No Ordinary Joe

WVU forward Joe Alexander shared his thoughts on being named to the all-Big East first team on Monday as selected by the league's coaches.

Remember the tall, skinny kid who toiled on the end of West Virginia's bench during the 2005-06 Sweet Sixteen season? While the Kevin Pittsnogle and Mike Gansey were bombing their way to all-Big East seasons, Joe Alexander sat.

And then he sat, and continued to sit. And would you believe it? He even sat some more. In all, Alexander played in just 10 games for the Mountaineers, totaling 36 minutes of action as WVU traveled from Pauley Pavilion to Madison Square Garden and many points in between, coming within a whisker of a second consecutive Elite Eight appearance were it not for some last-second heroics by Texas guard Kenton Paulino.

Despite the lack of PT and abundance of pine time, Alexander still left Mountaineer fans far and wide ooh-ing and ahh-ing if only during pregame warmups, when he would routinely put on a high-flying dunk routine that was perhaps a sign of things to come from the raw but athletic rookie.

The next season, as a sophomore, Alexander was thrust into a starting role, playing more minutes combined in the first two games than he did during the entire 2005-06 season. Looking back, his averages of 10 points and four rebounds per game were more than respectable.

However, anyone who watched Alexander closely down the stretch last year could easily tell that he was not the same player who had been productive if not brilliant earlier in the season, peaking with a 23-point performance in a home win over DePaul at the Coliseum. Whereas points and productivity had been plentiful during the months of December, January and parts of February, Alexander's numbers down the stretch declined rapidly.

Compounding matters was the departure of head coach John Beilein, or so it seemed. When famed alum Bob Huggins was hired to coach his alma mater, however, things changed for Alexander.

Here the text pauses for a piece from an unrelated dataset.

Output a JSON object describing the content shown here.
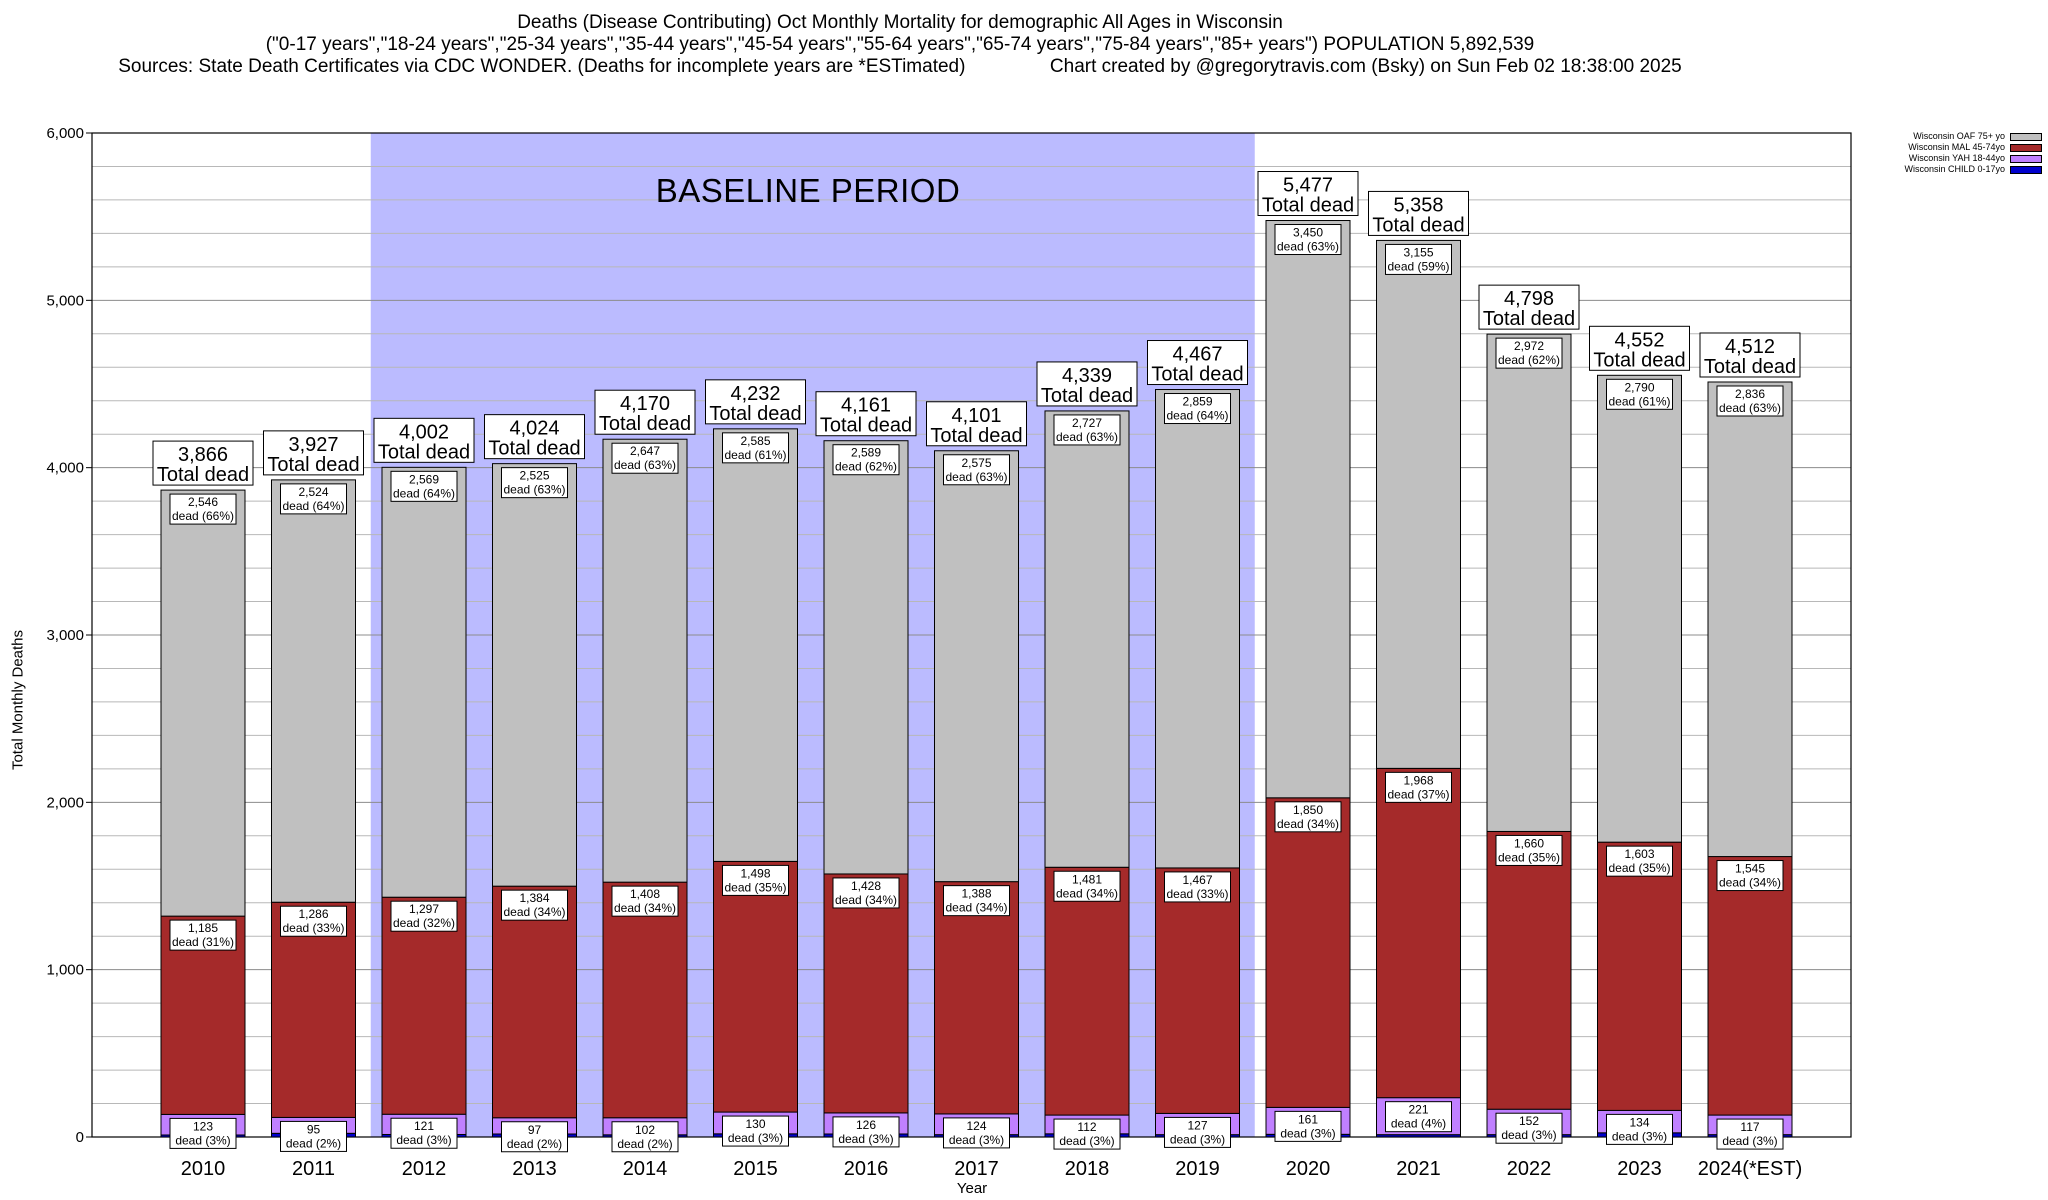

Over the summer, the rising junior added more than 20 pounds of muscle to his 6-foot-8 frame. And with Huggins' history of developing post presences such as Danny Fortson, Kenyon Martin and Jason Maxiell, Alexander seemed to be the perfect project for the new head coach to work with in year one of his homecoming.

Needless to say, it has paid off. Alexander, no longer the wiry benchwarmer relegated to the pregame slam dunk show, has used the added bulk and Hall of Fame wisdom of Huggins to transform both his body and his game to a dominant state which in the past three outings has produced totals of 32, 32 and 29 points, respectively.

Unlike last season's slide, Alexander has saved his best for last. On Monday, the Big East tabbed him as the league's Player of the Week. Too, and certainly more of a tribute to the body of work he has put together over the course of the season, he is now WVU's fourth first team all-conference honoree in three seasons.

While many who receive similar honors shrug off the awards as something they will likely not appreciate until they are old and gray, such is not the case with Alexander.

"I was happy about it," he said. "You can't say you don't care about it. As a player, everyone wants to be good, so you definitely care about it."

That being said, he is also quick to point out the impact of Huggins and assistants Billy Hahn, Larry Harrison and Erik Martin on his development as a player.

"I think having Huggs here has made it a lot easier to be honest," Alexander noted. "I don't see it happening without Huggs, and the rest of this coaching staff obviously.

"They just genuinely care about us as people and players, and they work hard for us. That's the biggest thing, is that they put in time for us after practice and watch film for us to break down the game. They really, genuinely care"

Add up the hardwork of the coaches with the time put in by Alexander on the court, in the film room and in the weight room, and honors such might only be the beginning of what's to come for the potential-laden forward turned all-conference pick.

"I've worked hard since I've been here, and I've always planned on getting to this point," he said. "Any player would want to have this kind of honor, and it's awesome."